# Double Integrals

1. May 2, 2010

### roam

1. The problem statement, all variables and given/known data

[PLAIN]http://img413.imageshack.us/img413/6839/49887281.gif [Broken]

3. The attempt at a solution

(a)

du=4x3dx

$$\int^b_{a} f(x^4)dx= \int^{1^4}_{(-1)^4} 1+u \frac{du}{4x^3}$$

So, why does the method break down? Is it because a=b=1 (it should've been a < b)?

(b) What does it mean for the Jacobian $$\frac{du}{dx}$$ to "vanish"? And how do we find this point?

Last edited by a moderator: May 4, 2017
2. May 2, 2010

### Staff: Mentor

Both limits of integration in the new integral are 1, so the value of the definite integral is 0.
An expression "vanishes" if its value becomes zero.

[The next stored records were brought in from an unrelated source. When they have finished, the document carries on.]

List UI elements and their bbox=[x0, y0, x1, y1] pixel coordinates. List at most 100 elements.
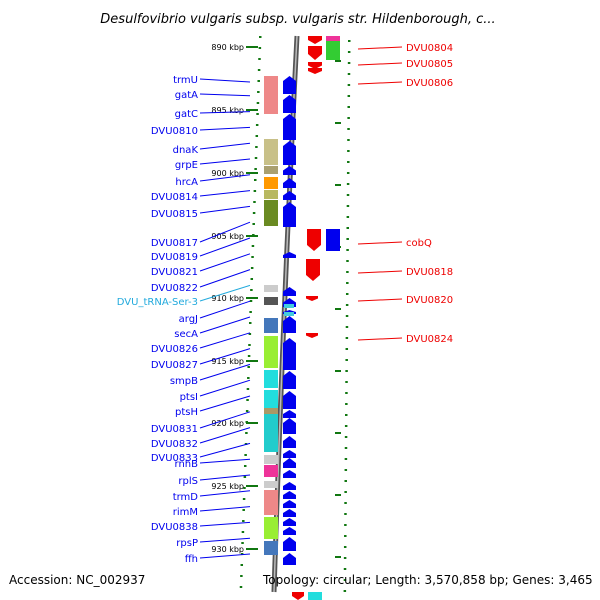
forward-gene-arrow bbox=[283, 527, 296, 535]
forward-gene-label: DVU0815 bbox=[151, 209, 198, 220]
forward-gene-leader bbox=[199, 205, 251, 214]
reverse-gene-leader bbox=[357, 46, 403, 50]
reverse-gene-label: cobQ bbox=[406, 238, 432, 249]
gene-color-block bbox=[264, 465, 278, 477]
reverse-gene-leader bbox=[357, 298, 403, 302]
scale-tick bbox=[344, 502, 347, 504]
forward-gene-arrow bbox=[283, 114, 296, 140]
scale-label: 930 kbp bbox=[211, 545, 244, 554]
scale-tick bbox=[347, 51, 351, 53]
forward-gene-label: DVU0832 bbox=[151, 439, 198, 450]
reverse-gene-label: DVU0818 bbox=[406, 267, 453, 278]
scale-tick bbox=[346, 238, 349, 240]
scale-tick bbox=[239, 586, 243, 588]
forward-gene-leader bbox=[199, 490, 251, 497]
forward-gene-block bbox=[326, 229, 340, 251]
scale-tick bbox=[345, 348, 349, 350]
scale-tick bbox=[344, 513, 347, 515]
reverse-gene-leader bbox=[357, 337, 403, 341]
scale-tick bbox=[348, 40, 351, 42]
scale-tick bbox=[345, 392, 348, 394]
forward-gene-arrow bbox=[283, 141, 296, 165]
scale-tick bbox=[347, 62, 351, 64]
scale-label: 920 kbp bbox=[211, 419, 244, 428]
accession-text: Accession: NC_002937 bbox=[9, 573, 146, 587]
scale-tick bbox=[345, 403, 348, 405]
forward-gene-leader bbox=[199, 111, 251, 114]
reverse-gene-leader bbox=[357, 241, 403, 245]
forward-gene-label: gatC bbox=[175, 109, 198, 120]
forward-gene-arrow bbox=[283, 252, 296, 258]
scale-labels: 890 kbp 895 kbp 900 kbp 905 kbp 910 kbp 915 k… bbox=[211, 43, 258, 554]
forward-gene-arrow bbox=[283, 491, 296, 499]
gene-color-block bbox=[264, 190, 278, 199]
scale-tick bbox=[246, 399, 249, 401]
scale-tick bbox=[344, 491, 347, 493]
scale-label: 895 kbp bbox=[211, 106, 244, 115]
scale-tick bbox=[345, 315, 349, 317]
scale-tick bbox=[346, 205, 350, 207]
scale-tick bbox=[344, 480, 347, 482]
reverse-gene-arrow bbox=[307, 229, 321, 251]
reverse-gene-arrow bbox=[308, 62, 322, 69]
reverse-gene-leader bbox=[357, 62, 403, 66]
forward-gene-leader bbox=[199, 269, 251, 288]
forward-gene-leader bbox=[199, 363, 251, 381]
scale-tick bbox=[245, 410, 249, 412]
forward-gene-leader bbox=[199, 253, 251, 272]
scale-tick bbox=[347, 150, 350, 152]
scale-tick-major bbox=[335, 184, 341, 186]
scale-tick bbox=[247, 366, 250, 368]
scale-tick bbox=[241, 531, 245, 533]
forward-gene-leader bbox=[199, 458, 251, 464]
scale-tick bbox=[249, 311, 252, 313]
forward-gene-arrow bbox=[283, 410, 296, 418]
forward-gene-label: DVU0838 bbox=[151, 522, 198, 533]
forward-gene-arrow bbox=[283, 371, 296, 389]
forward-gene-leader bbox=[199, 411, 251, 429]
scale-label: 910 kbp bbox=[211, 294, 244, 303]
scale-tick bbox=[254, 168, 257, 170]
forward-gene-arrow bbox=[283, 553, 296, 565]
scale-tick bbox=[346, 249, 349, 251]
forward-gene-leader bbox=[199, 93, 251, 97]
forward-gene-arrow bbox=[283, 76, 296, 94]
scale-tick bbox=[347, 117, 350, 119]
scale-tick bbox=[243, 487, 246, 489]
gene-color-block bbox=[264, 490, 278, 515]
forward-gene-leader bbox=[199, 316, 251, 334]
scale-tick bbox=[346, 260, 349, 262]
forward-gene-arrow bbox=[283, 436, 296, 448]
forward-gene-label: rimM bbox=[173, 507, 198, 518]
scale-tick bbox=[258, 58, 261, 60]
scale-tick bbox=[345, 381, 348, 383]
scale-tick bbox=[249, 300, 253, 302]
scale-tick bbox=[346, 216, 350, 218]
scale-tick bbox=[347, 128, 350, 130]
scale-tick bbox=[253, 201, 256, 203]
scale-tick-major bbox=[335, 122, 341, 124]
scale-tick bbox=[255, 146, 258, 148]
reverse-gene-label: DVU0820 bbox=[406, 295, 453, 306]
scale-tick bbox=[241, 542, 244, 544]
forward-gene-arrow bbox=[283, 418, 296, 434]
reverse-gene-arrow bbox=[306, 333, 318, 338]
scale-label: 890 kbp bbox=[211, 43, 244, 52]
scale-tick-major bbox=[335, 370, 341, 372]
scale-tick-major bbox=[335, 556, 341, 558]
scale-tick bbox=[345, 326, 349, 328]
forward-gene-arrow bbox=[283, 178, 296, 188]
gene-color-block bbox=[264, 166, 278, 174]
scale-tick bbox=[245, 432, 248, 434]
scale-tick bbox=[345, 370, 348, 372]
reverse-gene-label: DVU0824 bbox=[406, 334, 453, 345]
scale-tick bbox=[345, 293, 349, 295]
forward-gene-leader bbox=[199, 300, 251, 319]
gene-color-block bbox=[264, 318, 278, 333]
forward-gene-arrow bbox=[283, 450, 296, 458]
scale-tick bbox=[344, 447, 348, 449]
gene-color-block bbox=[264, 408, 278, 414]
forward-gene-label: DVU0827 bbox=[151, 360, 198, 371]
scale-tick bbox=[248, 322, 252, 324]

For what value of x does your Jacobian become zero?

Last edited by a moderator: May 4, 2017
3. May 2, 2010

### roam

So, the first step is to find the Jacobian? Can I get some clues on how to form the Jacobian matrix for this problem? I know that the u=x4, but I can't work out what the four entries in J are supposed to be. Any help is appreciated.

4. May 2, 2010

### Staff: Mentor

There aren't four entries, since u is a function of only one variable, x. The problem even tells you what it is when it asks in part b, at what point does the "Jacobian" du/dx vanish. "Jacobian" is in quotes here because it's normally applied to functions of more than one variable.

5. May 2, 2010

### roam

Oh, I see. Since u=x4

$$\frac{du}{dx}=4x^3$$

It is only zero when x=0. So is this the point we were required to find (the "Jacobian" is zero here)?

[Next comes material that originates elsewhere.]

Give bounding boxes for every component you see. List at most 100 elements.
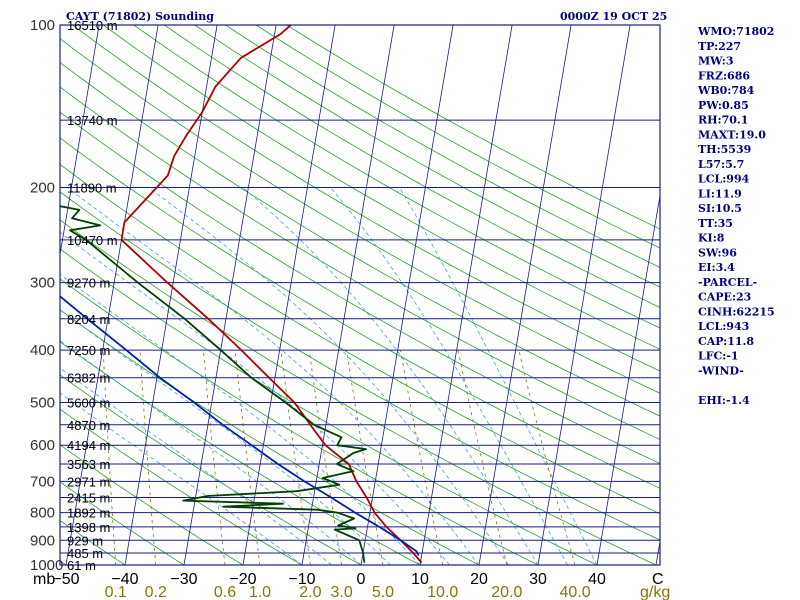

And for part (c) in order to exclude this point, do I need to treat the integral as a "type I region" or a "type II" region? I sketched the function and it is symmetric about the y axis...

Last edited: May 2, 2010
6. May 3, 2010

### Staff: Mentor

I don't remember what "Type I" and "Type II" regions are. When you make the substitution u = x^4, what is the new integral you get? It should not have x or dx in it.

7. May 3, 2010

### roam

So, the question says I need to separate it into two integrals (using the substitution u=x4) to avoid the point found in part (b) as an interior point. So is the following correct?

$$\frac{du}{dx}=4x^3$$, so $$dx=\frac{du}{4x^3}$$

$$\int^0_{-1} 1+u \frac{du}{4x^3} + \int^1_0 1+u \frac{du}{4x^3}$$

8. May 3, 2010

### Staff: Mentor

No. As I said before, expressions involving x should not appear in the new integrals.

9. May 5, 2010

### roam

I see, so is the following correct:

Since 4x3=4u3/4

$$\int^0_{-1} (1+u) \frac{du}{4u^{3/4}} + \int^1_0 (1+u) \frac{du}{4u^{3/4}}$$

since the graph is even about the y=axis we can write it as

$$2 \int^1_{0} (1+u) \frac{du}{4u^{\frac{3}{4}}}$$

$$=2 \int^1_{0} 1+u 4u^{-\frac{4}{3}}$$

$$=\frac{2}{4} \int^1_{0} 1+u^{-\frac{1}{3}}$$

$$=\frac{1}{2} \int^1_{0} u+\frac{3}{2}u^{\frac{2}{3}}$$

$$=\frac{1}{2} \frac{5}{2} = \frac{5}{4} =1.25$$

Is this correct now?

10. May 5, 2010

### Staff: Mentor

No, not correct. Evaluate the first integral you started with, which is a very easy one. The transformed integral should have the same value.

$$(1+u) \frac{du}{4u^{\frac{3}{4}}} \neq 1+u 4u^{-\frac{4}{3}}$$

(1 + u)/(4u^(3/4)) is not symmetric about the y-axis. It's not even defined for u <= 0 . Your substitution was u = x^4, so u must be >= 0. If you solve for x, you need one formula for x >= 0 and another for x <= 0.

Finally, part b asked you where du/dx was equal to zero, which happens to be in the interval [-1, 1]. You will have to account for the fact that both integrands are undefined at some point in the interval of integration.